La réponse est, à mon sens, plutôt négative en ce qui concerne le référé précontractuel dont l’organisation par les textes français était, dans l’ensemble, conforme aux exigences du droit communautaire avant l’entrée en vigueur de la directive 2007/66 du 11 décembre 2007. Cette organisation n’a donc pas été bouleversée par l’ordonnance du 7 mai 2009 et le décret du 27 novembre suivant qui en ont assuré la transposition.

La jurisprudence administrative commence cependant à prendre en compte certaines des innovations introduites par la directive : l’obligation faite au demandeur de notifier son recours à la collectivité publique, le caractère automatiquement suspensif de l’introduction du recours.

À noter cependant, toujours en matière de référé précontractuel, une évolution importante qui ne résulte pas directement du droit européen et qui concerne le référé précontractuel devant la juridiction judiciaire. Alors que, jusqu’ici, les affaires étaient souvent jugées par les tribunaux de commerce qui n’avaient guère l’habitude de ce type de contentieux, ce sont désormais des tribunaux de grande instance comprenant des juges spécialisés, qui statuent sur les demandes de référé relatives à la passation, par les pouvoirs adjudicateurs ou les entités adjudicatrices, des marchés de droit privé relevant de l’ordonnance du 6 juin 2005.
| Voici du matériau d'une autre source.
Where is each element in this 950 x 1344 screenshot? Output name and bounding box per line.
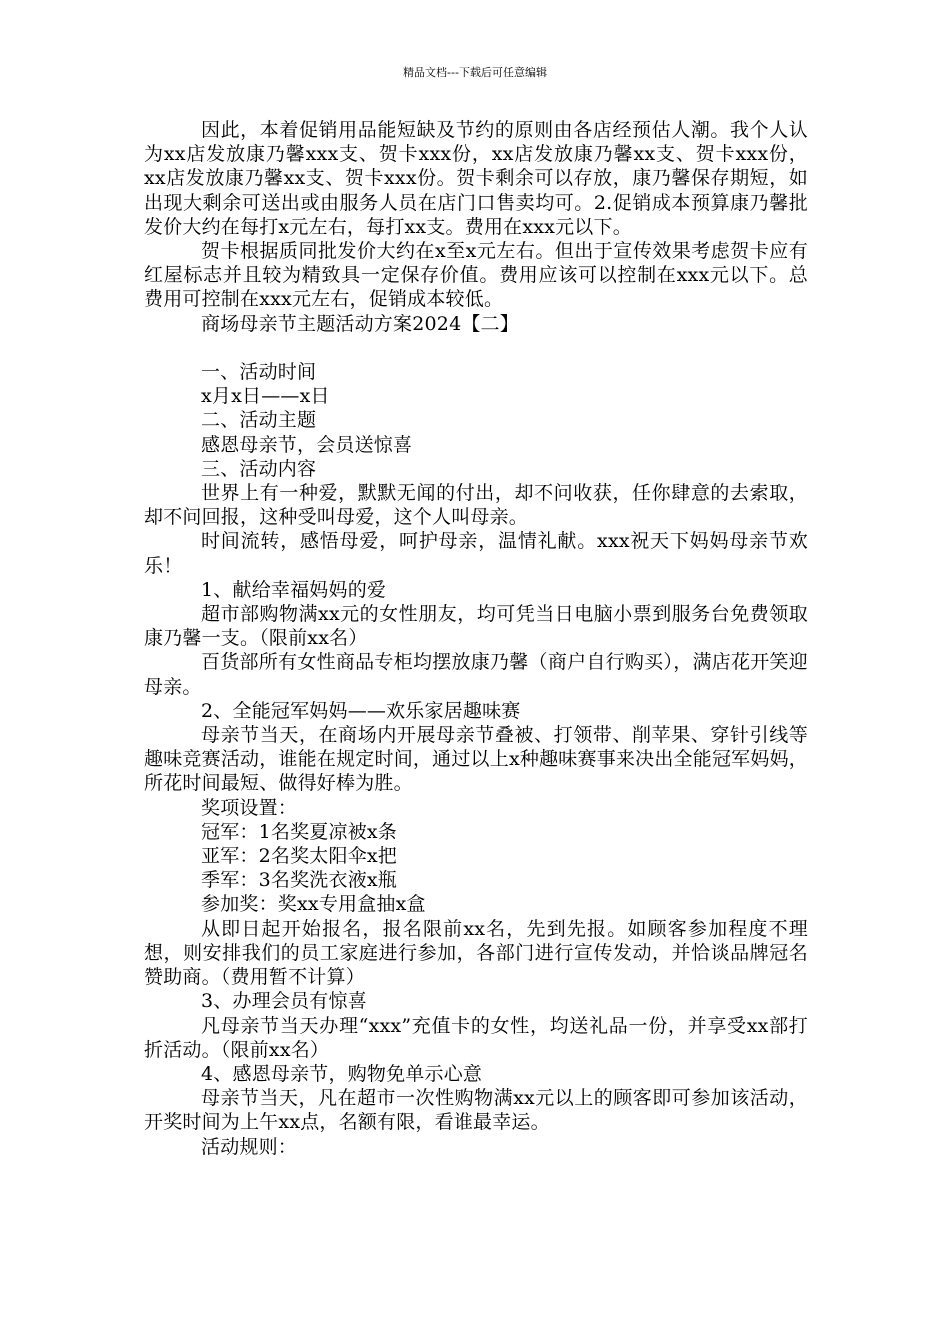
- paragraph: 贺卡根据质同批发价大约在x至x元左右。但出于宣传效果考虑贺卡应有红屋标志并且较为精致具一定保存价值。费用应该可以控制在xxx元以下。总费用可控制在xxx元左右，促销成本较低。: [144, 240, 808, 311]
- heading: 一、活动时间: [201, 361, 317, 384]
- prize-line: 亚军：2名奖太阳伞x把: [201, 845, 398, 868]
- paragraph: 从即日起开始报名，报名限前xx名，先到先报。如顾客参加程度不理想，则安排我们的员工家庭进行参加，各部门进行宣传发动，并恰谈品牌冠名赞助商。（费用暂不计算）: [144, 917, 808, 989]
- prize-line: 冠军：1名奖夏凉被x条: [201, 820, 398, 843]
- text-line: 感恩母亲节，会员送惊喜: [201, 433, 413, 456]
- paragraph: 时间流转，感悟母爱，呵护母亲，温情礼献。xxx祝天下妈妈母亲节欢乐！: [144, 530, 808, 577]
- paragraph: 母亲节当天，凡在超市一次性购物满xx元以上的顾客即可参加该活动，开奖时间为上午xx点，名额有限，看谁最幸运。: [144, 1087, 808, 1134]
- text-line: 活动规则：: [201, 1135, 298, 1158]
- subheading: 4、感恩母亲节，购物免单示心意: [201, 1062, 483, 1085]
- section-title: 商场母亲节主题活动方案2024【二】: [201, 312, 519, 335]
- text-line: x月x日——x日: [201, 385, 330, 408]
- paragraph: 百货部所有女性商品专柜均摆放康乃馨（商户自行购买），满店花开笑迎母亲。: [144, 651, 808, 698]
- page-header: 精品文档---下载后可任意编辑: [403, 66, 547, 79]
- prize-line: 季军：3名奖洗衣液x瓶: [201, 869, 398, 892]
- subheading: 1、献给幸福妈妈的爱: [201, 578, 387, 601]
- paragraph: 世界上有一种爱，默默无闻的付出，却不问收获，任你肆意的去索取，却不问回报，这种受叫母爱，这个人叫母亲。: [144, 482, 808, 529]
- subheading: 2、全能冠军妈妈——欢乐家居趣味赛: [201, 699, 521, 722]
- document-body: [144, 118, 808, 1159]
- text-line: 奖项设置：: [201, 796, 298, 819]
- paragraph: 母亲节当天，在商场内开展母亲节叠被、打领带、削苹果、穿针引线等趣味竞赛活动，谁能在规定时间，通过以上x种趣味赛事来决出全能冠军妈妈，所花时间最短、做得好棒为胜。: [144, 724, 808, 795]
- heading: 二、活动主题: [201, 409, 317, 432]
- subheading: 3、办理会员有惊喜: [201, 990, 367, 1013]
- paragraph: 凡母亲节当天办理“xxx”充值卡的女性，均送礼品一份，并享受xx部打折活动。（限前xx名）: [144, 1014, 808, 1061]
- blank-line: [144, 336, 808, 360]
- paragraph: 因此，本着促销用品能短缺及节约的原则由各店经预估人潮。我个人认为xx店发放康乃馨xxx支、贺卡xxx份，xx店发放康乃馨xx支、贺卡xxx份，xx店发放康乃馨xx支、贺卡xxx份。贺卡剩余可以存放，康乃馨保存期短，如出现大剩余可送出或由服务人员在店门口售卖均可。2.促销成本预算康乃馨批发价大约在每打x元左右，每打xx支。费用在xxx元以下。: [144, 119, 808, 238]
- heading: 三、活动内容: [201, 457, 317, 480]
- prize-line: 参加奖：奖xx专用盒抽x盒: [201, 893, 426, 916]
- paragraph: 超市部购物满xx元的女性朋友，均可凭当日电脑小票到服务台免费领取康乃馨一支。（限前xx名）: [144, 603, 808, 650]
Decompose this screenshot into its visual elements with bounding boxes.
En revanche, la procédure entièrement nouvelle du référé contractuel donne lieu, depuis son entrée en vigueur (lorsque la consultation en vue de la passation du contrat a été engagée à partir du 1er décembre 2009) à un nombre non négligeable de décisions rendues par les juges des référés des tribunaux administratifs.

Les contradictions qui opposent parfois les positions prises par les magistrats de première instance font que les clarifications jurisprudentielles qu’apportera le Conseil d’État, lorsqu’il sera amené à connaître des premiers pourvois en cassation, seront particulièrement bienvenues.

3) Sous-traitance, avenant, exécution financière, quel bilan peut-on tirer des décisions en matière d’exécution ?

Dans le domaine de l’exécution des contrats publics et, en particulier, des marchés – conditions de réalisation des prestations par le cocontractant de la collectivité publique, paiement de la rémunération des prestations, résiliation du contrat, responsabilités contractuelle et post-contractuelle, etc. – les arrêts rendus par les juridictions administratives, et notamment par le Conseil d’État, ne connaissent pas toujours la même célébrité que certains arrêts relatifs à la passation des contrats.

La raison principale en est que, si les règles applicables à ces matières connaissent des évolutions notables, elles s’enracinent dans des principes et des mécanismes anciens qui ont été moins bouleversés par les transformations actuelles du droit des contrats que les règles de passation. Encore voit-on aujourd’hui le droit européen « règlementer » des dispositifs classiques tels que le régime des avenants ou celui de la sous-traitance.

Cette sorte de « discrétion » ne doit pas dissimuler la réalité des choses. La jurisprudence qui concerne l’exécution des contrats est des plus importantes. Les cours administratives d’appel, dont toutes les décisions ne sont pas publiées, auront rendu sur le sujet plusieurs centaines d’arrêts en 2010. Si cette jurisprudence se borne parfois à confirmer des solutions bien acquises, elle n’en comporte pas moins chaque année de nombreuses innovations suscitées par des difficultés d’interprétation ou des situations de fait inédites. L’analyse des arrêts rendus par le Conseil d’État au cours de ces dix derniers mois le montre largement.

Enfin, il est essentiel de rappeler que, le plus souvent, l’exécution d’un contrat soulève plus de problèmes que sa passation. L’intérêt pratique des règles jurisprudentielles est donc considérable. D’année en année, on constate que la méconnaissance de ces règles – qui s’explique fréquemment par une insuffisante compréhension de la part des professionnels – peut entraîner des conséquences redoutables. Il est vrai que le droit de l’exécution des contrats publics est fort complexe. Les dispositions du CCAG -Travaux en matière d’établissement du décompte général et définitif ou de procédures de réclamation et les « pièges » qu’elles renferment en constituent un exemple manifeste.